There is something to be said of states of mind. If there is a rule we all decide to live by, the neural arrangement is similar amongst all people that abide by that rule. One thing to note is that I'm not saying the category of 'rules' is real, but rather each rule as an instance. They govern our physical action. The realness of rules is different from other types of information. Some information is an abstraction, a loose reflection of reality. Rules are known to be within our minds, as contingencies we abide by, they don't claim to reflect anything in reality. Their reality is that they are a part of the system of human behavior, an 'on/off' switch of neurons. With this reasoning, we can say that rules are a real part of a process. The reasons we come up with rules are a different topic. If you'll note, this is a concession of mine.
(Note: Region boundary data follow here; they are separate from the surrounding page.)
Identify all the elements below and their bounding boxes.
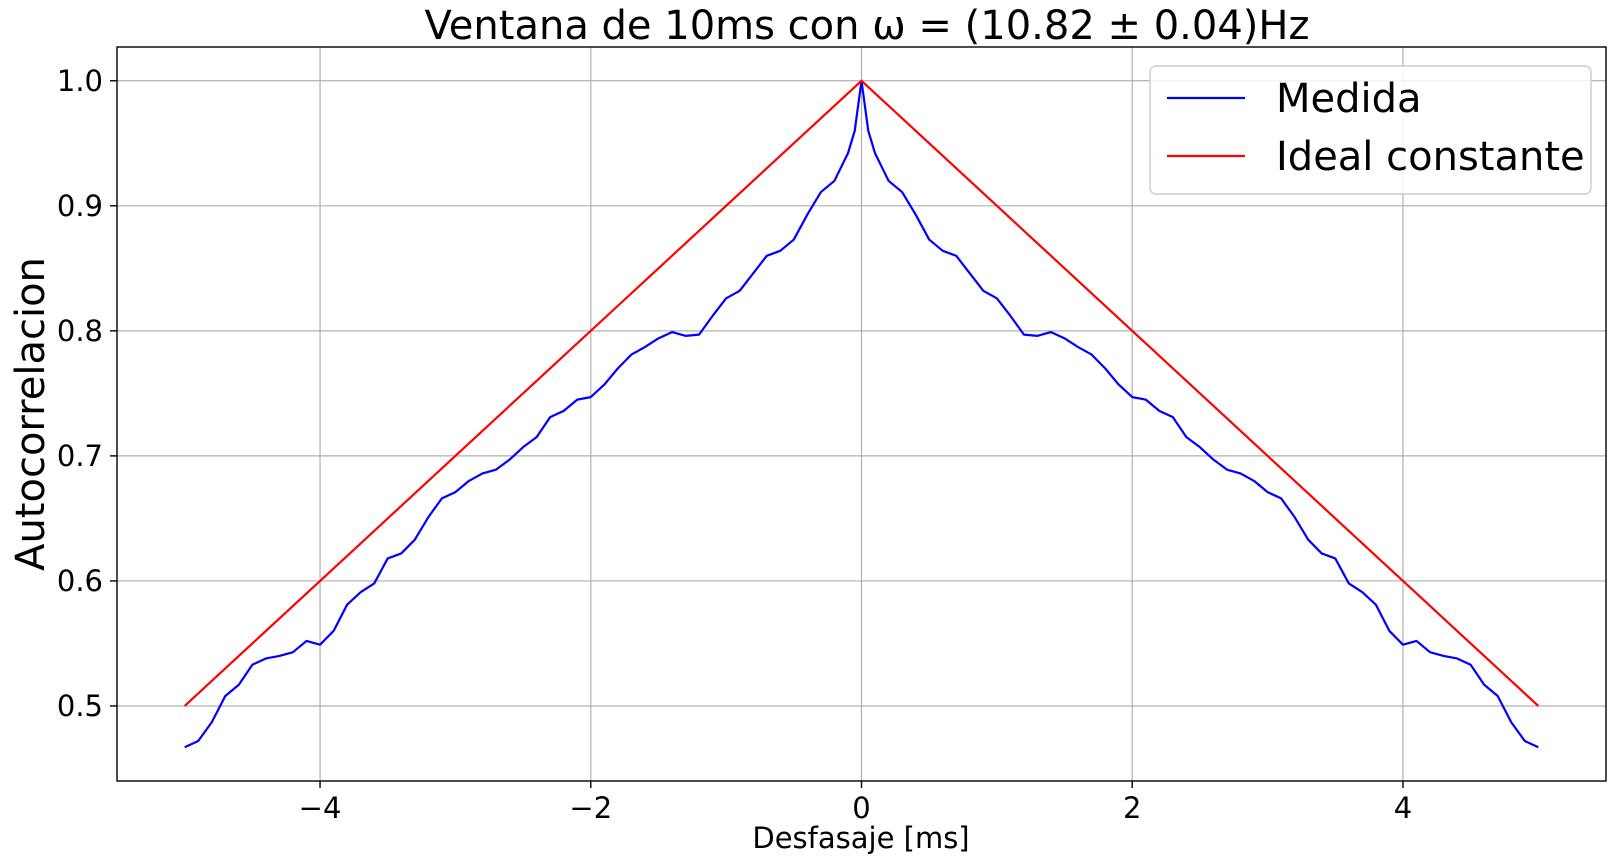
y-axis-label: Autocorrelacion — [8, 257, 54, 571]
series-line-ideal-constante — [183, 79, 1540, 707]
axis-ticks: −4 −2 0 2 4 0.5 0.6 0.7 0.8 0.9 1.0 — [57, 64, 1412, 825]
x-tick-label: −4 — [299, 791, 342, 825]
grid-lines — [117, 47, 1606, 781]
y-tick-label: 0.5 — [57, 689, 103, 723]
x-tick-label: −2 — [569, 791, 612, 825]
y-tick-label: 1.0 — [57, 64, 103, 98]
chart-title: Ventana de 10ms con ω = (10.82 ± 0.04)Hz — [425, 3, 1310, 49]
y-tick-label: 0.9 — [57, 189, 103, 223]
x-axis-label: Desfasaje [ms] — [752, 821, 969, 855]
x-tick-label: 4 — [1394, 791, 1412, 825]
x-tick-label: 2 — [1123, 791, 1141, 825]
x-tick-label: 0 — [852, 791, 870, 825]
legend-label-ideal-constante: Ideal constante — [1276, 134, 1585, 180]
y-tick-label: 0.6 — [57, 564, 103, 598]
y-tick-label: 0.8 — [57, 314, 103, 348]
legend-frame — [1149, 65, 1592, 195]
legend-label-medida: Medida — [1276, 76, 1422, 122]
plot-area — [183, 79, 1540, 749]
y-tick-label: 0.7 — [57, 439, 103, 473]
legend: Medida Ideal constante — [1149, 65, 1592, 195]
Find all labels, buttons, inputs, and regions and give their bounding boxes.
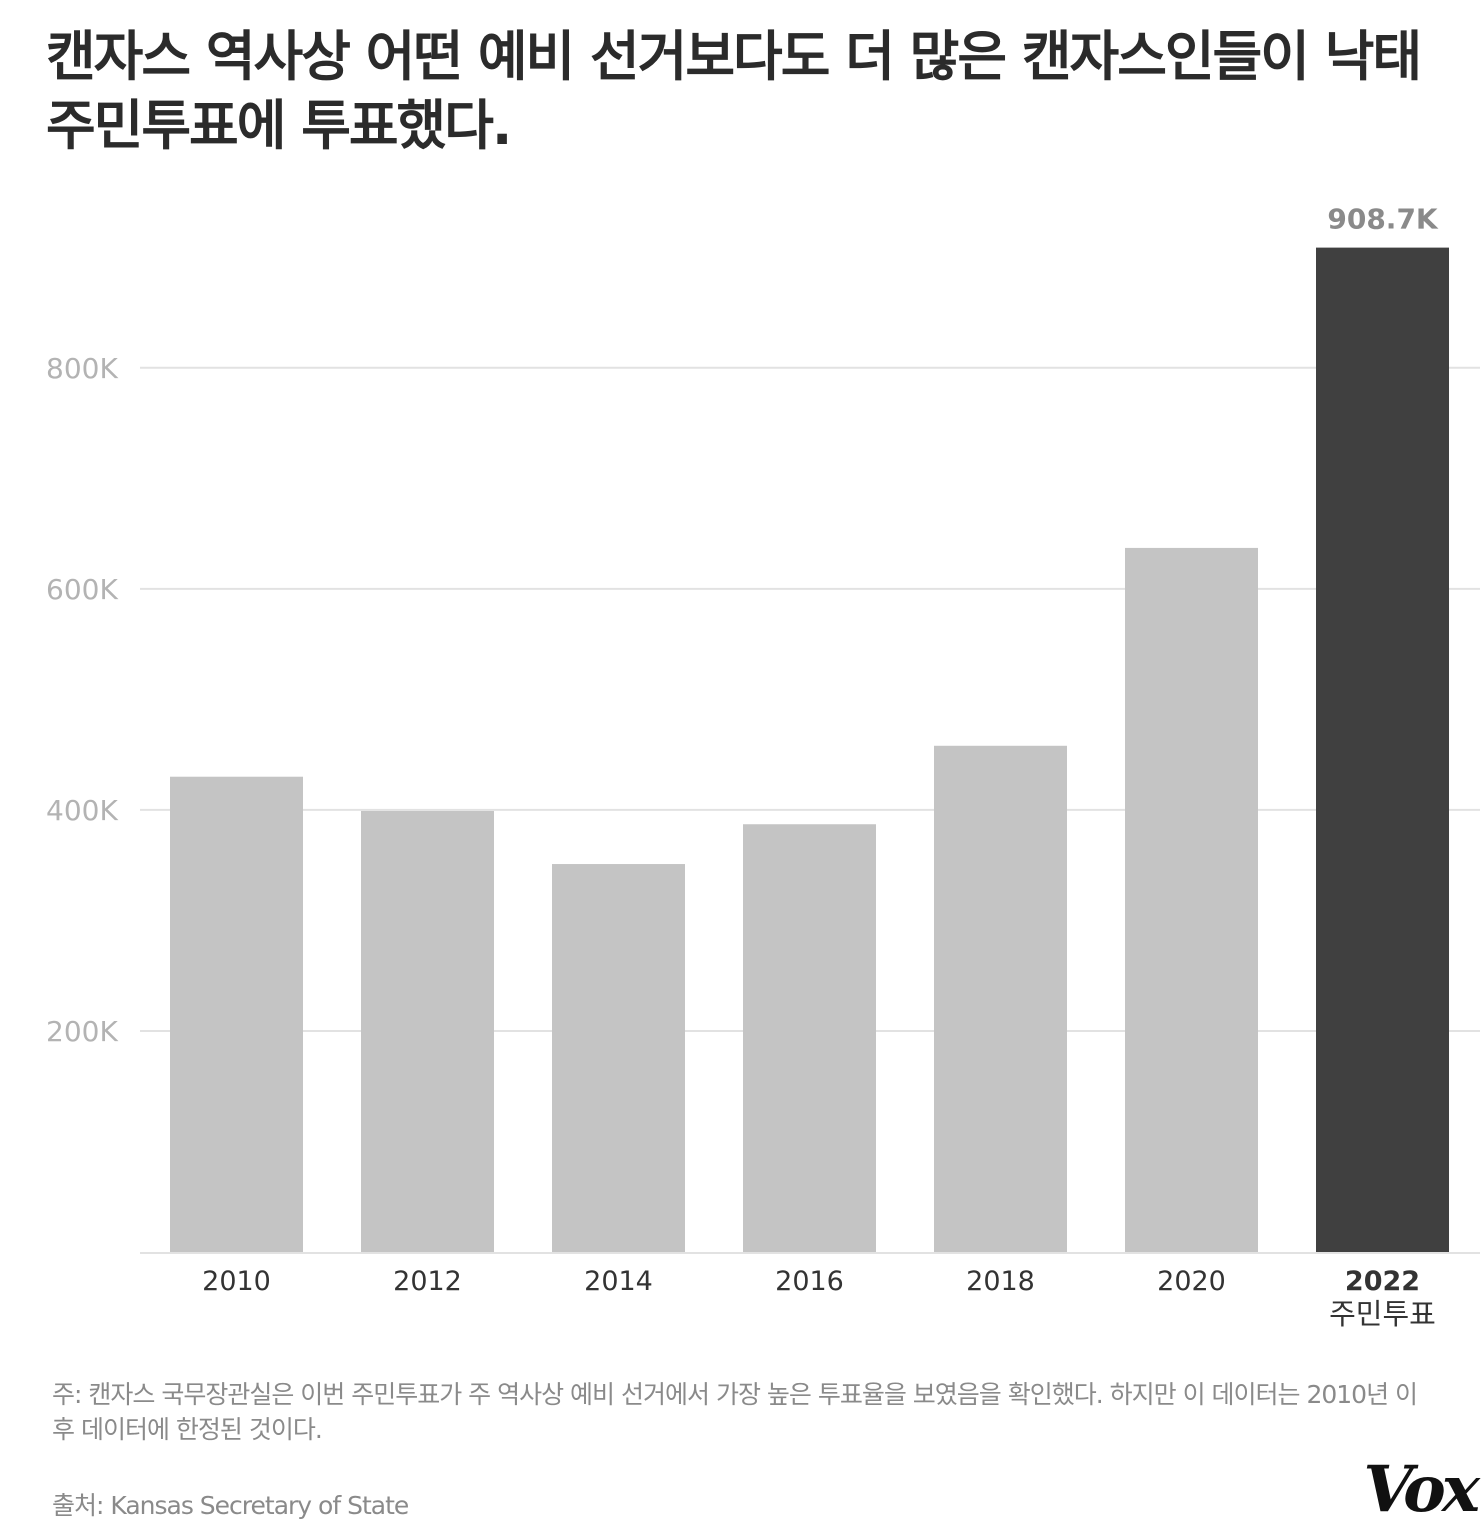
chart-source: 출처: Kansas Secretary of State — [52, 1491, 409, 1520]
y-tick-label: 600K — [46, 573, 118, 606]
x-tick-label: 2014 — [584, 1266, 653, 1297]
y-tick-label: 400K — [46, 794, 118, 827]
vox-logo: Vox — [1363, 1452, 1480, 1527]
chart-title: 캔자스 역사상 어떤 예비 선거보다도 더 많은 캔자스인들이 낙태 주민투표에… — [46, 25, 1422, 158]
y-tick-label: 200K — [46, 1015, 118, 1048]
y-tick-label: 800K — [46, 352, 118, 385]
data-label: 908.7K — [1327, 203, 1439, 236]
bar — [743, 824, 876, 1252]
bar — [361, 810, 494, 1252]
x-tick-label: 2018 — [966, 1266, 1035, 1297]
bar — [1316, 247, 1449, 1252]
bars — [170, 247, 1449, 1252]
x-tick-sublabel: 주민투표 — [1329, 1297, 1436, 1331]
bar — [170, 776, 303, 1252]
x-tick-label: 2016 — [775, 1266, 844, 1297]
chart-note: 주: 캔자스 국무장관실은 이번 주민투표가 주 역사상 예비 선거에서 가장 … — [52, 1380, 1418, 1444]
bar — [1125, 547, 1258, 1252]
bar — [934, 745, 1067, 1252]
x-tick-label: 2012 — [393, 1266, 462, 1297]
labels: 200K 400K 600K 800K 2010 2012 2014 2016 2018 2020… — [46, 203, 1439, 1331]
bar — [552, 864, 685, 1252]
x-tick-label: 2010 — [202, 1266, 271, 1297]
x-tick-label: 2020 — [1157, 1266, 1226, 1297]
bar-chart: 200K 400K 600K 800K 2010 2012 2014 2016 2018 2020… — [46, 203, 1480, 1331]
x-tick-label: 2022 — [1345, 1266, 1420, 1297]
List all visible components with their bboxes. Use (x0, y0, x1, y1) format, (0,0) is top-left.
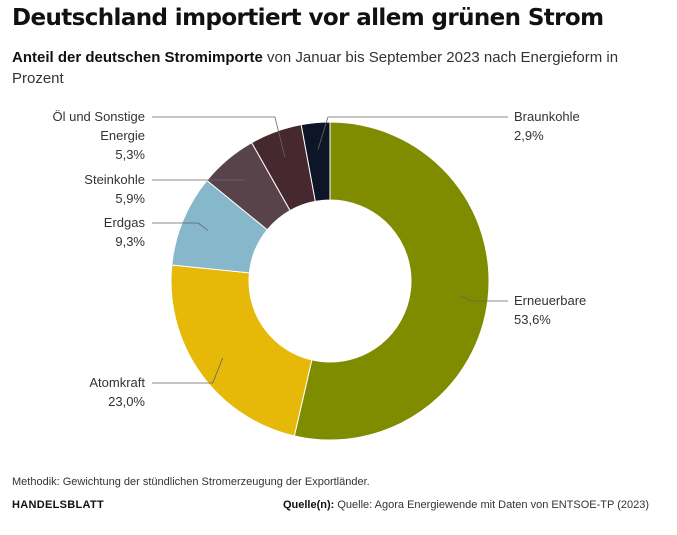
brand-logo: HANDELSBLATT (12, 499, 104, 511)
label-value-erneuerbare: 53,6% (514, 312, 551, 327)
label-value-braunkohle: 2,9% (514, 128, 544, 143)
label-name-oel-und-sonstige-energie: Energie (100, 128, 145, 143)
label-name-steinkohle: Steinkohle (84, 172, 145, 187)
chart-title: Deutschland importiert vor allem grünen … (12, 5, 604, 31)
label-erdgas: Erdgas 9,3% (104, 215, 146, 249)
label-erneuerbare: Erneuerbare 53,6% (514, 293, 586, 327)
slice-labels: Erneuerbare 53,6% Atomkraft 23,0% Erdgas 9,3%… (52, 109, 586, 409)
leader-erdgas (152, 222, 209, 231)
slice-atomkraft (170, 264, 313, 437)
label-name-atomkraft: Atomkraft (89, 375, 145, 390)
chart-subtitle: Anteil der deutschen Stromimporte von Ja… (12, 47, 662, 89)
leader-oel-und-sonstige-energie (152, 116, 286, 158)
slice-erneuerbare (293, 121, 490, 441)
subtitle-bold: Anteil der deutschen Stromimporte (12, 49, 263, 66)
slice-braunkohle (300, 121, 331, 202)
label-braunkohle: Braunkohle 2,9% (514, 109, 580, 143)
subtitle-rest: von Januar bis September 2023 nach Energ… (12, 49, 619, 87)
label-oel-und-sonstige-energie: Öl und Sonstige Energie 5,3% (52, 109, 145, 162)
donut-slices (170, 121, 490, 441)
method-note: Methodik: Gewichtung der stündlichen Str… (12, 476, 370, 488)
source-text: Quelle: Agora Energiewende mit Daten von… (334, 499, 649, 511)
label-name-braunkohle: Braunkohle (514, 109, 580, 124)
label-value-erdgas: 9,3% (115, 234, 145, 249)
source-note: Quelle(n): Quelle: Agora Energiewende mi… (283, 499, 649, 511)
leader-atomkraft (152, 357, 224, 384)
label-name-erneuerbare: Erneuerbare (514, 293, 586, 308)
label-atomkraft: Atomkraft 23,0% (89, 375, 145, 409)
label-name-oel-und-sonstige-energie: Öl und Sonstige (52, 109, 145, 124)
label-value-atomkraft: 23,0% (108, 394, 145, 409)
source-label: Quelle(n): (282, 499, 335, 511)
label-steinkohle: Steinkohle 5,9% (84, 172, 145, 206)
label-value-oel-und-sonstige-energie: 5,3% (115, 147, 145, 162)
leader-lines (152, 116, 508, 384)
label-name-erdgas: Erdgas (104, 215, 146, 230)
leader-braunkohle (317, 116, 508, 150)
label-value-steinkohle: 5,9% (115, 191, 145, 206)
leader-erneuerbare (460, 295, 508, 302)
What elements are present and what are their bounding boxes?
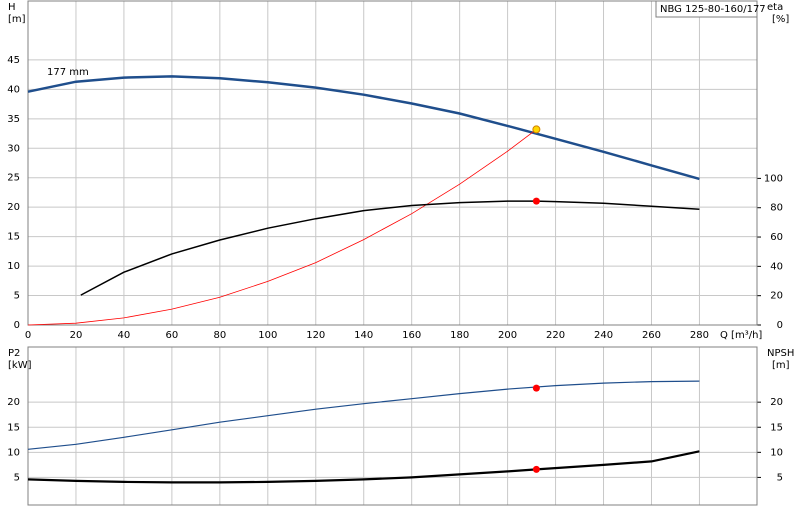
operating-point: [532, 197, 540, 205]
title-box: [655, 0, 758, 18]
y-tick-label: 15: [7, 422, 20, 433]
y2-tick-label: 15: [770, 422, 783, 433]
x-tick-label: 40: [118, 330, 131, 341]
y2-axis-unit: [%]: [772, 14, 789, 25]
x-tick-label: 80: [213, 330, 226, 341]
chart-title: NBG 125-80-160/177: [660, 4, 766, 15]
y-tick-label: 20: [7, 202, 20, 213]
y-axis-label: H: [8, 2, 16, 13]
y2-axis-label: NPSH: [767, 348, 794, 359]
y-tick-label: 10: [7, 447, 20, 458]
x-axis-label: Q [m³/h]: [720, 330, 762, 341]
curve: [80, 200, 700, 296]
y-tick-label: 30: [7, 143, 20, 154]
y-tick-label: 35: [7, 114, 20, 125]
operating-point: [532, 465, 540, 473]
y2-tick-label: 40: [770, 261, 783, 272]
y-tick-label: 15: [7, 232, 20, 243]
x-tick-label: 0: [25, 330, 31, 341]
x-tick-label: 120: [306, 330, 325, 341]
x-tick-label: 260: [642, 330, 661, 341]
x-tick-label: 220: [546, 330, 565, 341]
curve-annotation: 177 mm: [47, 67, 89, 78]
plot-frame: [27, 346, 758, 506]
y2-tick-label: 80: [770, 203, 783, 214]
operating-point: [532, 125, 541, 134]
y2-tick-label: 20: [770, 397, 783, 408]
y-axis-unit: [m]: [8, 14, 26, 25]
plot-frame: [27, 0, 758, 326]
curve: [27, 75, 700, 181]
y-tick-label: 5: [14, 472, 20, 483]
y2-axis-unit: [m]: [772, 360, 790, 371]
y2-axis-label: eta: [767, 2, 783, 13]
y-tick-label: 40: [7, 84, 20, 95]
y-tick-label: 20: [7, 397, 20, 408]
x-tick-label: 60: [166, 330, 179, 341]
curve: [27, 450, 700, 484]
y2-tick-label: 20: [770, 291, 783, 302]
curve: [27, 380, 700, 450]
x-tick-label: 160: [402, 330, 421, 341]
x-tick-label: 280: [690, 330, 709, 341]
y-tick-label: 45: [7, 55, 20, 66]
y2-tick-label: 100: [764, 173, 783, 184]
operating-point: [532, 384, 540, 392]
y2-tick-label: 0: [777, 320, 783, 331]
x-tick-label: 200: [498, 330, 517, 341]
x-tick-label: 140: [354, 330, 373, 341]
y-tick-label: 10: [7, 261, 20, 272]
y-tick-label: 0: [14, 320, 20, 331]
x-tick-label: 100: [258, 330, 277, 341]
y2-tick-label: 5: [777, 472, 783, 483]
y2-tick-label: 60: [770, 232, 783, 243]
y-axis-unit: [kW]: [8, 360, 32, 371]
y-tick-label: 25: [7, 173, 20, 184]
curve: [27, 129, 537, 326]
x-tick-label: 20: [70, 330, 83, 341]
y-axis-label: P2: [8, 348, 20, 359]
x-tick-label: 240: [594, 330, 613, 341]
y2-tick-label: 10: [770, 447, 783, 458]
x-tick-label: 180: [450, 330, 469, 341]
y-tick-label: 5: [14, 291, 20, 302]
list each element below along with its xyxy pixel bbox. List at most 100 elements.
I've also used the word 'reflection'. However, all of this fits within my worldview. This is your best segway into returning to the discussion of guiding principles.

RT: "A key issue here is that there are two sorts of reality, the reality of matter and the reality of information."

I agree with this, but I would include 'processes, energy, and forces' in with 'matter', to include temporal reality rather than only spacial reality. As I said before, I think the reality of information is contingent upon an interpreter or an interpretive function. If we try to picture 'information'(such as a magazine) as drifting idly through space with no humans or aliens or computers anywhere near, we still have the sense that it contains something real. However, I think that is a reaction that is based on the fact that we immediately interpret our perceptions(this would be an internal perception). We can't divorce our own interpretive tendencies from our thoughts, it's what we are.

So this intuition pump would be better served by thinking of some different type of information, such as an exact 'replica' model of a solar system. This does away with most of the interpretive requirement to see it as representing something else. However, without an interpreter, what is it, really? Just a jumble of organized matter? I would hesitate to be so reductive again. We can perhaps assign some objective characteristic to this piece of information so that it is unique from random matter. We could say that it has 'interpretive potential', similar to how a heavy rock on a hill has potential energy. I am okay with this explanation.

RT: "We see this clearly in genes, where the information embedded in the DNA code persists as adaptivity to an ecological niche, so the reality of the gene is seen in its phenotype (embodied trait) rather than simply in the chemical bases."

This doesn't fit. A phenotype is still a concept we use to understand reality. We can find instances of the category everywhere, but connecting the dots is done within our minds to form the category. This is an example of the type of information that is different from 'rules'. There is nothing special about phenotypes unless we look beyond them to the genes that specify them. The genes have interpretive potential, but the phenotypes do not.